Extracting an OTA Update Package for Nexus 4
$ unzip 625f5f7c6524.signed-occam-JOP40D-from-JOP40C.625f5f7c.zip
signed by SignApk
inflating: patch/system/lib/libwebcore.so.p inflating: patch/system/lib/libwebrtc_audio_preprocessing.so.p
inflating: recovery/etc/install-recovery.sh inflating: recovery/recovery-from-boot.p
Custom Android recovery images exist for most devices. If one is not available, you can easily create it by applying custom modifications to the stock Android recovery source code from the AOSP repository.
The most common modifications included in custom recovery images are
■ Including a full backup and restore functionality (such as NANDroid script)
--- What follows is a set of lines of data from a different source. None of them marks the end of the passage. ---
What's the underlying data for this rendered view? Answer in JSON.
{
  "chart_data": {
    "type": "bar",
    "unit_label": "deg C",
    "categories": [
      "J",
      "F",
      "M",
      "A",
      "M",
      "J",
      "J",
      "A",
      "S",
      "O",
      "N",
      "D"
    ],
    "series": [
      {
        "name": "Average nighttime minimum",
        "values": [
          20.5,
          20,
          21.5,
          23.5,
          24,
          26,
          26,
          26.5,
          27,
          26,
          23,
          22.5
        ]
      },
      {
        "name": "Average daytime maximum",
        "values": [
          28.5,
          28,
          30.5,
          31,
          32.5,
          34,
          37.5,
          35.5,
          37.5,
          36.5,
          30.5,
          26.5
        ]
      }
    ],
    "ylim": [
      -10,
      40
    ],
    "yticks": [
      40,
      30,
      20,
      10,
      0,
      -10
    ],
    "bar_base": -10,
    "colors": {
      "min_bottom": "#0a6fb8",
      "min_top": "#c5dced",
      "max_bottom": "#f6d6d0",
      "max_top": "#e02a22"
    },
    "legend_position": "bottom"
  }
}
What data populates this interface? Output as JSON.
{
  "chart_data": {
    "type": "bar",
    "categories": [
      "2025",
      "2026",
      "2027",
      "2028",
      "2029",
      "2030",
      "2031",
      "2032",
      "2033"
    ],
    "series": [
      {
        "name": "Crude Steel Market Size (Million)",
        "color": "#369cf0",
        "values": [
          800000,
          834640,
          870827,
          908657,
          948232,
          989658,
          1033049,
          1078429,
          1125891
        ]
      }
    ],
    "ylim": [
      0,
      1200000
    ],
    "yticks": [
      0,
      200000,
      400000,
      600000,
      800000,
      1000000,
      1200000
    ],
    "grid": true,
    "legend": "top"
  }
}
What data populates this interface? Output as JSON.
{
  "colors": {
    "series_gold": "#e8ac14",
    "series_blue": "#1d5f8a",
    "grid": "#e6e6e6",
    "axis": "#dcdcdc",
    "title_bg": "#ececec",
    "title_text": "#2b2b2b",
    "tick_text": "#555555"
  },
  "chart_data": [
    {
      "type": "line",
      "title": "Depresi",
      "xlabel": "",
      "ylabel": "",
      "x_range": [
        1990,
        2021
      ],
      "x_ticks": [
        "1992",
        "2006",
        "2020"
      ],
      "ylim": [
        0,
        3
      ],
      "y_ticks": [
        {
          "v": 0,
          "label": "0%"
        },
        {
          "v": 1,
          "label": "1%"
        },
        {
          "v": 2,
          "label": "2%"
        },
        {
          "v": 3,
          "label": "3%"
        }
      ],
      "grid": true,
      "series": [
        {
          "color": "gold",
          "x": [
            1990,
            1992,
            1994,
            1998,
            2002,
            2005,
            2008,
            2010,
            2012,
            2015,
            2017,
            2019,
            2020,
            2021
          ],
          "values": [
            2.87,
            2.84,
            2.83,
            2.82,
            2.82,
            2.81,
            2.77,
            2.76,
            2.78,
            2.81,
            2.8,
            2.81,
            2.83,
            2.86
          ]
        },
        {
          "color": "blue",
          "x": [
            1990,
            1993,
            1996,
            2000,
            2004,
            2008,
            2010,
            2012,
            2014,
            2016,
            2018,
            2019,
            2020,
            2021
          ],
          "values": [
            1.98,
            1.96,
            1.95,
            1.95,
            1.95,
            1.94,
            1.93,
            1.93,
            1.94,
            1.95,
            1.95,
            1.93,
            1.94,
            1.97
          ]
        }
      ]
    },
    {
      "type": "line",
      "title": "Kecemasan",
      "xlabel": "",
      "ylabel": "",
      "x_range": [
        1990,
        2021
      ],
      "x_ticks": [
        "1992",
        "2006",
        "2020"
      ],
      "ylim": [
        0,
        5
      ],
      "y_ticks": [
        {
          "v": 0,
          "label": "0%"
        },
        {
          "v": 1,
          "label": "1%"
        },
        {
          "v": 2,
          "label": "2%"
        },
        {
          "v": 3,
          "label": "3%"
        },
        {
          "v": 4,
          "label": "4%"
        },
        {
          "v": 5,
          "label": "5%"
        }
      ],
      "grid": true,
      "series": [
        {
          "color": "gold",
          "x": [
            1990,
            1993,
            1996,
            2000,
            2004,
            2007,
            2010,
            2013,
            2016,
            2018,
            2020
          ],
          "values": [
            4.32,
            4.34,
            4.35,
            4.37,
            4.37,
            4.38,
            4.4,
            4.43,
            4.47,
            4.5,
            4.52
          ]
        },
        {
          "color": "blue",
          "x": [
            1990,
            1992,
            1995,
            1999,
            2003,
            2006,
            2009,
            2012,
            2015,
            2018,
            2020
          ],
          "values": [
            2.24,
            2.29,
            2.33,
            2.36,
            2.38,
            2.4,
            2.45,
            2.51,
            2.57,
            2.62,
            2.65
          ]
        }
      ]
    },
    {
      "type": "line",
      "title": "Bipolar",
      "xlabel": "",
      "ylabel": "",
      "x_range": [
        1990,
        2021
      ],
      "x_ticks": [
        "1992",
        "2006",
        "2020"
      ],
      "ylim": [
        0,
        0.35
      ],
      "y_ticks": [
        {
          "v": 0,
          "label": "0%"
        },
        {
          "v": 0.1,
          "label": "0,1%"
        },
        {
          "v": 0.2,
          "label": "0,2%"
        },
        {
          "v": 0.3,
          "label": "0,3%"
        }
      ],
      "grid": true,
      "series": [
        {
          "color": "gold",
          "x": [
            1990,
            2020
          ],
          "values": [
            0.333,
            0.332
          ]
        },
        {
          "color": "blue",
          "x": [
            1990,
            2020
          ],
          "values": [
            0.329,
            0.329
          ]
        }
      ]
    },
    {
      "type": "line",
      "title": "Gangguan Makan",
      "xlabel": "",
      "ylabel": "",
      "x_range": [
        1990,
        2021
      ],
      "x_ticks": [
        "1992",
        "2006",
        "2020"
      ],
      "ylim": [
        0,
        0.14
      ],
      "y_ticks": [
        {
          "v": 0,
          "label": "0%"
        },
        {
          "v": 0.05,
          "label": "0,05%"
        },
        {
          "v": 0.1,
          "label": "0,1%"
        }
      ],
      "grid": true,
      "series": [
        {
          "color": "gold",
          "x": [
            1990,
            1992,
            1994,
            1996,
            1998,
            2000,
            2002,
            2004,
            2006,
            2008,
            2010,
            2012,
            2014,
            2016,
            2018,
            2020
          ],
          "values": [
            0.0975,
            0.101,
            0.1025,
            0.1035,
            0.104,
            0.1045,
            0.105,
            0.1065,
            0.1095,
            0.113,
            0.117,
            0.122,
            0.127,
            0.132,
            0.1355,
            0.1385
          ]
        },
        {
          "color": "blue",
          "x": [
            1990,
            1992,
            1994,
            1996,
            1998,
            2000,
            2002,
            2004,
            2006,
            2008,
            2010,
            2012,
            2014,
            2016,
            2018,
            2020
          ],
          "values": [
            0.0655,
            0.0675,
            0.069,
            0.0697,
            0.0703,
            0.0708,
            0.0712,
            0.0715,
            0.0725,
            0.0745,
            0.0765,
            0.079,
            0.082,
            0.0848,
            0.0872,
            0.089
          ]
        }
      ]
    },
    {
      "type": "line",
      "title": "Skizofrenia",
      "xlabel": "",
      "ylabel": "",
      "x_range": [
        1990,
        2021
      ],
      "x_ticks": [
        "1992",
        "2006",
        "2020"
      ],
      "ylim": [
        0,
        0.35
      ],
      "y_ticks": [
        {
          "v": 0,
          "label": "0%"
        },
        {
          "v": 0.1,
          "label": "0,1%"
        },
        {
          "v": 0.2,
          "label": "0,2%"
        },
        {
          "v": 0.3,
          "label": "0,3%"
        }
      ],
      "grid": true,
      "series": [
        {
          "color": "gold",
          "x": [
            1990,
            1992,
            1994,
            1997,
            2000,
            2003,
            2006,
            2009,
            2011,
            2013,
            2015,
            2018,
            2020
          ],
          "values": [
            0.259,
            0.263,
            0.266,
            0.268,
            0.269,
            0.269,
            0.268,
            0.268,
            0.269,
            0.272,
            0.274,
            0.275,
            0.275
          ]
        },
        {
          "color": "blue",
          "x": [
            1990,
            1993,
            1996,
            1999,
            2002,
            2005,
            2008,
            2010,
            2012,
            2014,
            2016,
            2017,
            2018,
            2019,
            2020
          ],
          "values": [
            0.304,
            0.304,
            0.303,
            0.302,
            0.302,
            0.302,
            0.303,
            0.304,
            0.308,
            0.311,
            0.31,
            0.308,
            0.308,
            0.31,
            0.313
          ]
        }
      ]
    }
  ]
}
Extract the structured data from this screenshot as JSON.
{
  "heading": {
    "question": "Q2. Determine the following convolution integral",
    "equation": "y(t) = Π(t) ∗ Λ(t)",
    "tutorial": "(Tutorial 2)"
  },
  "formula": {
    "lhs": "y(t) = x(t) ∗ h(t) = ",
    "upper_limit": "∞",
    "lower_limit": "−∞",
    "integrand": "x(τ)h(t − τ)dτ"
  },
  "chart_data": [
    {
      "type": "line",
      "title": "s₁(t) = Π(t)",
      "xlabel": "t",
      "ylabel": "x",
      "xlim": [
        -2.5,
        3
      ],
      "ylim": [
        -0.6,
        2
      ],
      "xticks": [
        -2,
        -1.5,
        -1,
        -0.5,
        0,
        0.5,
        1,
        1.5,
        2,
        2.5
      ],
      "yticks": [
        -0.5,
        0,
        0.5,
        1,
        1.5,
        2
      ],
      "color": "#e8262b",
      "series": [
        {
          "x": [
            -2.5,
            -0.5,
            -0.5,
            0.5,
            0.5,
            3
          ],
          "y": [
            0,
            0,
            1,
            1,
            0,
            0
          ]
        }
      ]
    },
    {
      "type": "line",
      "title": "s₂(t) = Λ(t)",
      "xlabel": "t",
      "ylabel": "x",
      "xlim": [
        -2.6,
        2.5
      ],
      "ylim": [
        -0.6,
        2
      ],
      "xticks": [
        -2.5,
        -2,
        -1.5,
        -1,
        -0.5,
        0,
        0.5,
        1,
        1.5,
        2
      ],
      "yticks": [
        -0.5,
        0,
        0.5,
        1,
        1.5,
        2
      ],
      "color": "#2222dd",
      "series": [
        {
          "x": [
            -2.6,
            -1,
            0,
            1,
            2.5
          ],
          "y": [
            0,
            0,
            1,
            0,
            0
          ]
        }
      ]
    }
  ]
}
■ Allow unsigned update packages, or allow signed packages with custom keys
■ Selectively mounting device partitions or SD card
■ Provide USB mass storage access to SD card or data partitions
■ Provide full ADB access, with the ADB daemon running as root
■ Include a fully featured BusyBox binary
Popular custom recovery images with builds for multiple devices are ClockworkMod recovery or TeamWin Recovery Project (TWRP). Image below shows stock and ClockworkMod recovery screens.
Keeping a custom recovery image with signature restrictions removed, or full ADB access exposed, on your Android device also leaves an open door to obtaining all user data contained on the device’s partitions.